Photo: Brendon Kalei'aina Lee

We ended last month with the Board of Trustees violating its own by-laws to form a Permitted Interaction Group to investigate the development of Kakaʻako Makai. The Board of Trustees has used Permitted Interaction Groups in the past, but for things like investigating governance models, and updating the by-laws, not things that involved land and interacting with several contractors that Trustee Hulu Lindsey has personal connections with.

Trustee Lindsey has stated that the Board of Trustees will have a say after the report is completed and distributed to the Board of Trustees, which was distributed on July 26, 2022. Who attended these meetings, how many times they met, and what were the discussions at these meetings are not available to either the public or the Board of Trustees – and it is a misnomer that the entire Board of Trustees will now have input. While the Board of Trustees will discuss the report, four Trustees have already agreed to the findings of the report before it was released to the entire Board of Trustees. The practice continues with the Board of Trustees approving another Kakaʻako Makai development Permitted Interaction Group on September 15th once again in violation of their own by-laws.

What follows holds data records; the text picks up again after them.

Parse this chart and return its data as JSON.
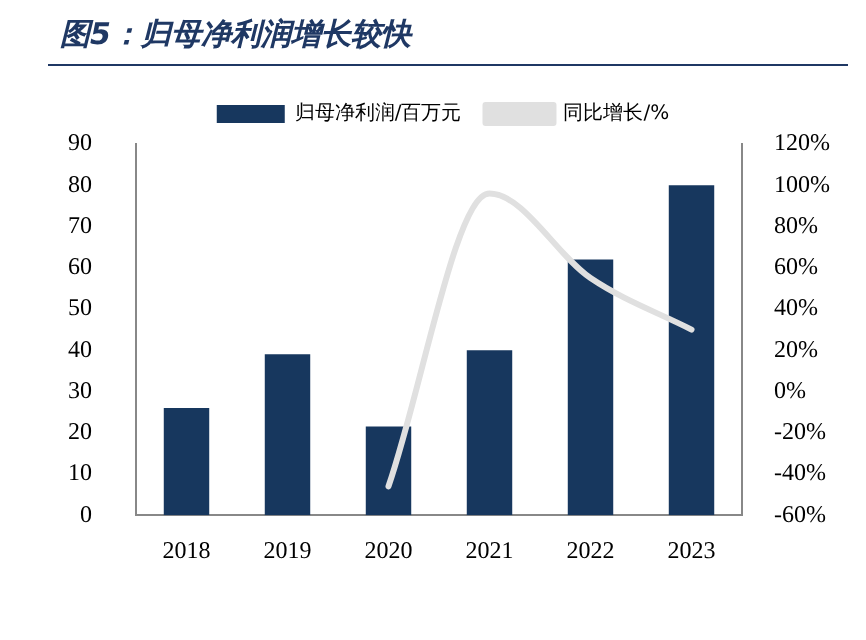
{
  "chart_data": {
    "type": "bar",
    "title": "图5：归母净利润增长较快",
    "categories": [
      "2018",
      "2019",
      "2020",
      "2021",
      "2022",
      "2023"
    ],
    "series": [
      {
        "name": "归母净利润/百万元",
        "color": "#17375e",
        "values": [
          26,
          39,
          21.5,
          40,
          62,
          80
        ]
      },
      {
        "name": "同比增长/%",
        "type": "line",
        "axis": "y2",
        "color": "#e0e0e0",
        "values": [
          null,
          null,
          -46,
          96,
          55,
          30
        ]
      }
    ],
    "ylim": [
      0,
      90
    ],
    "yticks": [
      0,
      10,
      20,
      30,
      40,
      50,
      60,
      70,
      80,
      90
    ],
    "y2lim": [
      -60,
      120
    ],
    "y2ticks": [
      {
        "value": -60,
        "label": "-60%"
      },
      {
        "value": -40,
        "label": "-40%"
      },
      {
        "value": -20,
        "label": "-20%"
      },
      {
        "value": 0,
        "label": "0%"
      },
      {
        "value": 20,
        "label": "20%"
      },
      {
        "value": 40,
        "label": "40%"
      },
      {
        "value": 60,
        "label": "60%"
      },
      {
        "value": 80,
        "label": "80%"
      },
      {
        "value": 100,
        "label": "100%"
      },
      {
        "value": 120,
        "label": "120%"
      }
    ],
    "legend": "top",
    "grid": false,
    "marker": "none"
  }
}
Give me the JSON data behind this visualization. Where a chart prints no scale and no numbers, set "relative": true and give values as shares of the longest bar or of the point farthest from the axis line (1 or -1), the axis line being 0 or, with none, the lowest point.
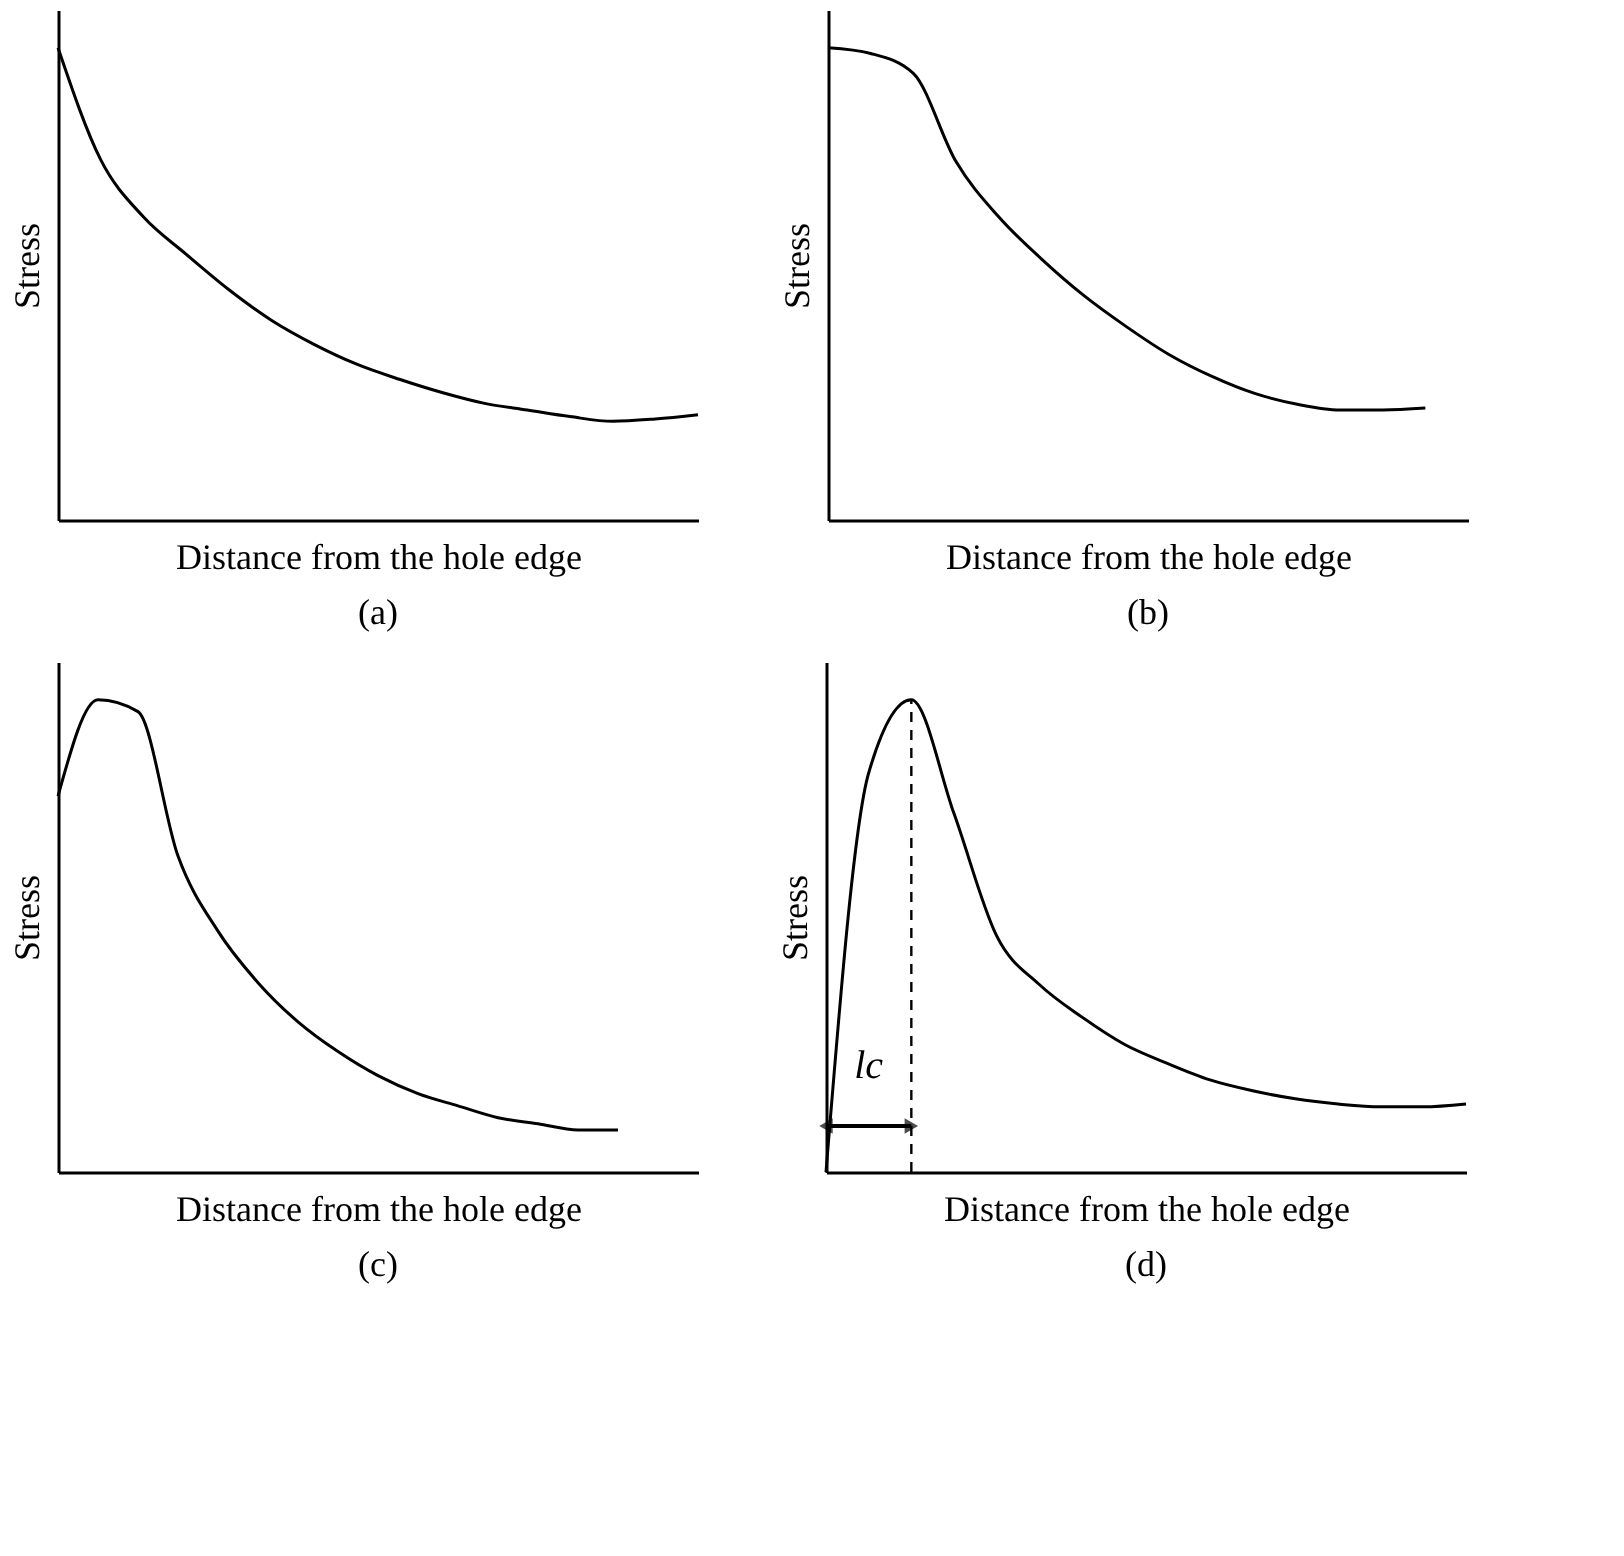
{
  "chart_data": [
    {
      "type": "line",
      "title": "(a)",
      "xlabel": "Distance from the hole edge",
      "ylabel": "Stress",
      "relative": true,
      "grid": false,
      "tick_labels": false,
      "categories": [
        null,
        null,
        null,
        null,
        null,
        null,
        null,
        null,
        null,
        null,
        null,
        null,
        null,
        null,
        null,
        null
      ],
      "series": [
        {
          "color": "#000000",
          "values": [
            1,
            0.763,
            0.642,
            0.563,
            0.488,
            0.423,
            0.372,
            0.33,
            0.298,
            0.27,
            0.247,
            0.233,
            0.219,
            0.209,
            0.214,
            0.223
          ]
        }
      ]
    },
    {
      "type": "line",
      "title": "(b)",
      "xlabel": "Distance from the hole edge",
      "ylabel": "Stress",
      "relative": true,
      "grid": false,
      "tick_labels": false,
      "categories": [
        null,
        null,
        null,
        null,
        null,
        null,
        null,
        null,
        null,
        null,
        null,
        null,
        null,
        null,
        null,
        null
      ],
      "series": [
        {
          "color": "#000000",
          "values": [
            1,
            0.988,
            0.946,
            0.759,
            0.642,
            0.553,
            0.475,
            0.409,
            0.35,
            0.304,
            0.268,
            0.245,
            0.233,
            0.233,
            0.237,
            null
          ]
        }
      ]
    },
    {
      "type": "line",
      "title": "(c)",
      "xlabel": "Distance from the hole edge",
      "ylabel": "Stress",
      "relative": true,
      "grid": false,
      "tick_labels": false,
      "categories": [
        null,
        null,
        null,
        null,
        null,
        null,
        null,
        null,
        null,
        null,
        null,
        null,
        null,
        null,
        null,
        null,
        null
      ],
      "series": [
        {
          "color": "#000000",
          "values": [
            0.796,
            1,
            0.975,
            0.669,
            0.51,
            0.401,
            0.318,
            0.255,
            0.204,
            0.166,
            0.14,
            0.115,
            0.102,
            0.089,
            0.089,
            null,
            null
          ]
        }
      ]
    },
    {
      "type": "line",
      "title": "(d)",
      "xlabel": "Distance from the hole edge",
      "ylabel": "Stress",
      "relative": true,
      "grid": false,
      "tick_labels": false,
      "categories": [
        null,
        null,
        null,
        null,
        null,
        null,
        null,
        null,
        null,
        null,
        null,
        null,
        null,
        null,
        null,
        null
      ],
      "series": [
        {
          "color": "#000000",
          "values": [
            0,
            0.845,
            1,
            0.759,
            0.5,
            0.397,
            0.328,
            0.27,
            0.23,
            0.195,
            0.172,
            0.155,
            0.144,
            0.138,
            0.138,
            0.144
          ]
        }
      ],
      "annotations": [
        "lc"
      ]
    }
  ]
}
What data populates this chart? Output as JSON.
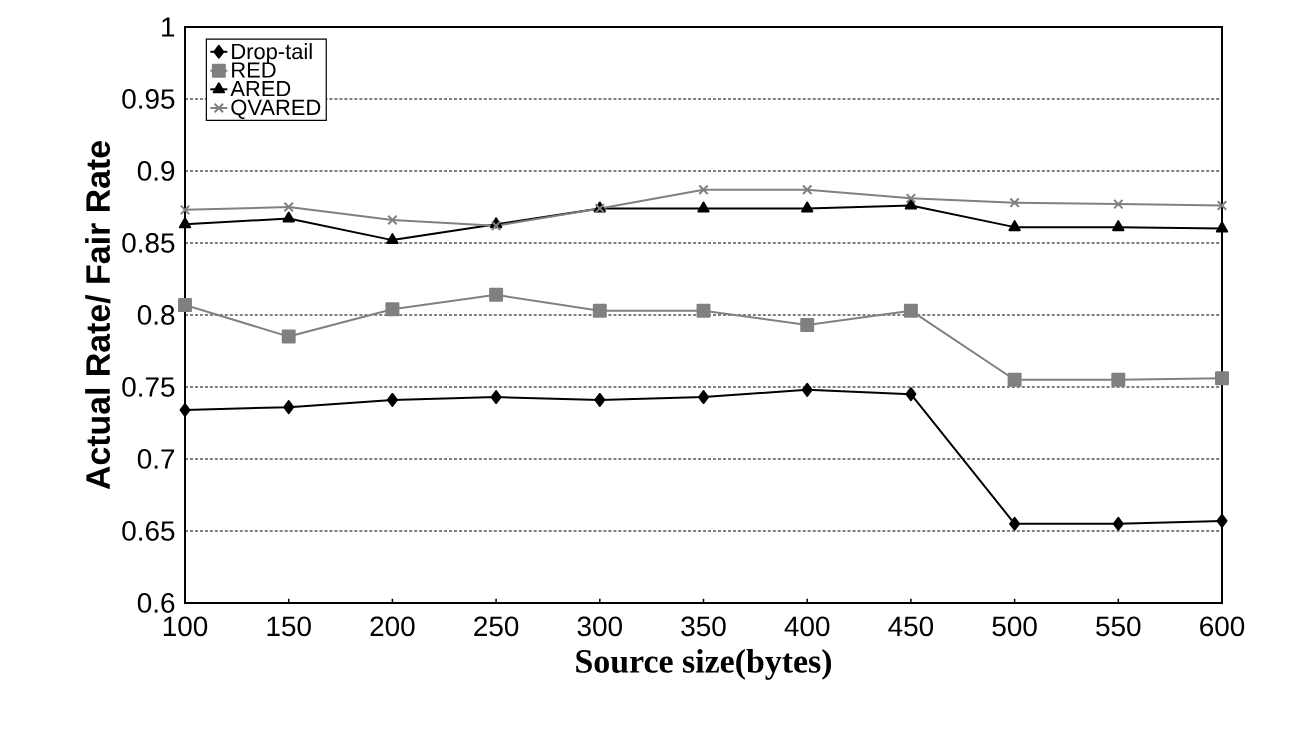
{
  "chart_data": {
    "type": "line",
    "xlabel": "Source size(bytes)",
    "ylabel": "Actual Rate/ Fair Rate",
    "x": [
      100,
      150,
      200,
      250,
      300,
      350,
      400,
      450,
      500,
      550,
      600
    ],
    "series": [
      {
        "name": "Drop-tail",
        "color": "#000000",
        "marker": "diamond",
        "values": [
          0.734,
          0.736,
          0.741,
          0.743,
          0.741,
          0.743,
          0.748,
          0.745,
          0.655,
          0.655,
          0.657
        ]
      },
      {
        "name": "RED",
        "color": "#808080",
        "marker": "square",
        "values": [
          0.807,
          0.785,
          0.804,
          0.814,
          0.803,
          0.803,
          0.793,
          0.803,
          0.755,
          0.755,
          0.756
        ]
      },
      {
        "name": "ARED",
        "color": "#000000",
        "marker": "triangle",
        "values": [
          0.863,
          0.867,
          0.852,
          0.863,
          0.874,
          0.874,
          0.874,
          0.876,
          0.861,
          0.861,
          0.86
        ]
      },
      {
        "name": "QVARED",
        "color": "#808080",
        "marker": "cross",
        "values": [
          0.873,
          0.875,
          0.866,
          0.862,
          0.874,
          0.887,
          0.887,
          0.881,
          0.878,
          0.877,
          0.876
        ]
      }
    ],
    "xlim": [
      100,
      600
    ],
    "xticks": [
      100,
      150,
      200,
      250,
      300,
      350,
      400,
      450,
      500,
      550,
      600
    ],
    "ylim": [
      0.6,
      1
    ],
    "yticks": [
      0.6,
      0.65,
      0.7,
      0.75,
      0.8,
      0.85,
      0.9,
      0.95,
      1
    ],
    "grid": "y",
    "legend": "top left",
    "line_style": "solid"
  }
}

While the Native Hawaiian Trust Portfolio has been under a manager of managers investment policy the Board of Trustees took under advisement the advice from Segal Marco, OHA’s current manager, and Commonfund that OHA should move to an Outsourced Investment Officer (OCIO) management model. In a RM Committee workshop on June 28, 2022 the use of a CIO versus an OCIO was discussed and it was acknowledged by committee chair Trustee Waiheʻe that further workshops would be held before any decision would be made. Last month a memo was sent out from Sylvia Hussey, OHA’s CEO, that after discussions with both Trustee Hulu Lindsey and Trustee John Waiheʻe, OHA would be putting out a new Request for Proposal for a new investment consultant. This was decided on by two Trustees and not discussed with, debated upon, voted on by all the elected Trustees nor was the public allowed the opportunity to provide any public testimony. The process and Sunshine Law do not appear to have any standing.

While Ryan Lee continues to help guide the Native Hawaiian Trust to a more balanced allocation more in line with being the 13th largest landowner in the state there continues to be those at OHA, both Trustees and administration, whose sole concern is how much OHA pays in fees to our current investment managers. While fee structures are important, they are not as important as returns, services provided and track records. Studies have shown that lower fees consistently provide lower returns; that is not to say that if you pay higher fees, you are guaranteed higher returns, but when a Trustee or an executive from administration asks how OHA can pay lower fees, it is embarrassing. Ryan Lee is a temporary hire and not a permanent employee of OHA. The majority of OHA’s budget comes from the Native Hawaiian Trust Portfolio. Everyone should be concerned about what will happen to the portfolio when Ryan leaves.

We have all heard a lot about transparency at the Office of Hawaiian Affairs. How this can be considered transparency is beyond my understanding and seems that no one out there is paying attention. No transparency, personal agendas, uniformed egotistical decisions, and complacency, welcome to the new OHA.